How the US pulled off ‘Midnight Hammer’, the secret attack Iran didn’t see coming
By Tony Capaccio
The US strikes that targeted Iran’s nuclear sites involved a decoy mission aimed at drawing attention from flight trackers as the largest-ever deployment of B-2 stealth bombers dropped 30,000-pound bunker-buster bombs for the first time in combat.
The operation – dubbed “Midnight Hammer” – was detailed by top Pentagon officials on Sunday night (AEST). They described an extensive operation that included 125 aircraft overall, strikes by Tomahawk missiles launched from a US submarine and the use of 14 massive ordnance penetrator – or bunker-buster – bombs.
General Dan Caine, chairman of the Joint Chiefs of Staff, provides more detail about the US attack on Iran.Credit: AP
The heart of the 37-hour operation was a feint in which a group of B-2 bombers flew west across the Pacific Ocean as decoys to maintain tactical surprise, according to Defence Secretary Pete Hegseth.
News reports on Saturday morning that picked up on flight-tracker data suggested those planes were being deployed as a way to strong-arm Iran into fresh talks on its nuclear program.
While those planes got all the attention, another group of B-2s flew east carrying the bunker-busters.
The officials said dozens of air-refuelling tankers, a guided missile submarine, and fourth- and fifth-generation fighters were involved in the attack, which struck nuclear Iran’s facilities at Fordow, Isfahan and Natanz.
The briefing helped explain other data points that emerged in recent days, including a massive move by midair-refuelling tankers last week that was widely reported at the time.

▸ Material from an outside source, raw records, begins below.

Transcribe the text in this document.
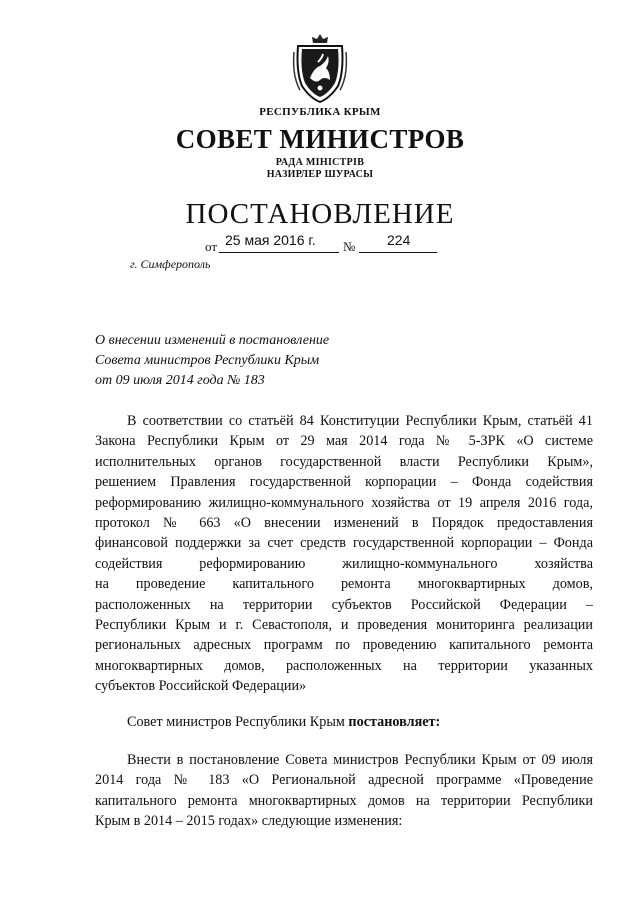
РЕСПУБЛИКА КРЫМ
СОВЕТ МИНИСТРОВ
РАДА МІНІСТРІВ
НАЗИРЛЕР ШУРАСЫ
ПОСТАНОВЛЕНИЕ
от 25 мая 2016 г. № 224
г. Симферополь
О внесении изменений в постановление
Совета министров Республики Крым
от 09 июля 2014 года № 183
В соответствии со статьёй 84 Конституции Республики Крым, статьёй 41
Закона Республики Крым от 29 мая 2014 года № 5-ЗРК «О системе
исполнительных органов государственной власти Республики Крым»,
решением Правления государственной корпорации – Фонда содействия
реформированию жилищно-коммунального хозяйства от 19 апреля 2016 года,
протокол № 663 «О внесении изменений в Порядок предоставления
финансовой поддержки за счет средств государственной корпорации – Фонда
содействия реформированию жилищно-коммунального хозяйства
на проведение капитального ремонта многоквартирных домов,
расположенных на территории субъектов Российской Федерации –
Республики Крым и г. Севастополя, и проведения мониторинга реализации
региональных адресных программ по проведению капитального ремонта
многоквартирных домов, расположенных на территории указанных
субъектов Российской Федерации»
Совет министров Республики Крым постановляет:
Внести в постановление Совета министров Республики Крым от 09 июля
2014 года № 183 «О Региональной адресной программе «Проведение
капитального ремонта многоквартирных домов на территории Республики
Крым в 2014 – 2015 годах» следующие изменения:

The White House had promised on Thursday that President Donald Trump would make a decision on a strike “within two weeks”, suggesting there might be more time.
In the end, the operation on Sunday (AEST) was deemed a success by the Pentagon. No Americans were lost, and Iran didn’t fire at any of the US military assets, according to the officials.
Hegseth said members of Congress were only notified once the planes were out of danger, contradicting earlier reports that Trump had informed Republican congressional leadership beforehand.
The flights amounted to the second-longest flights in the B-2’s operational history, according to Hegseth and Air Force General Dan Caine, the chairman of the Joint Chiefs of Staff. The longest was a 40-hour round trip in October 2001 in the initial phase of the Afghanistan war.
“This is a plan that took months and weeks of positioning and preparation so that we could be ready when the president of the United States called,” Hegseth said. “It took a great deal of precision. It involved misdirection and the highest of operational security.”
The officials said 75 precision-guided weapons were used, and the operation involved 125 aircraft.
Prior to the B-2 strikes on Fordow, a submarine with the Carl Vinson Carrier Strike Group in the Arabian Sea fired 24 Tomahawk cruise missiles, according to Caine and a graphic released by the Pentagon.
Addressing the nation late Saturday, Trump claimed Iran’s “key nuclear enrichment facilities have been completely and totally obliterated”.
Caine was more cautious in his assessment: “Final battle damage will take some time, but initial battle damage assessments indicate that all three sites sustained extremely severe damage and destruction,” he said.
Joseph Votel, a former commander of the US Central Command and now a fellow at the Middle East Institute, said the US planes could yet return to Iran to ensure the job was finished.
“It would not be a surprise to me if, after an assessment period, we went back in and re-struck some of these targets to make sure that we achieved the effect,” he said.
“That actually is a normal part of our military targeting process – to strike, assess and then, if necessary, strike again to achieve the results that we’re looking for.”
Hegseth said the mission was focused on destroying Iran’s nuclear program and not regime change in Tehran. He also said the mission had not been “open-ended”.
However, Secretary of State Marco Rubio made it clear that Iran needed to abandon its nuclear weapons ambitions altogether.
“At the end of the day, if Iran is committed to becoming a nuclear weapons power, I do think it puts the regime at risk,” Rubio said Sunday on Fox News.
“I really do. I think it would be the end of the regime if they tried to do that.”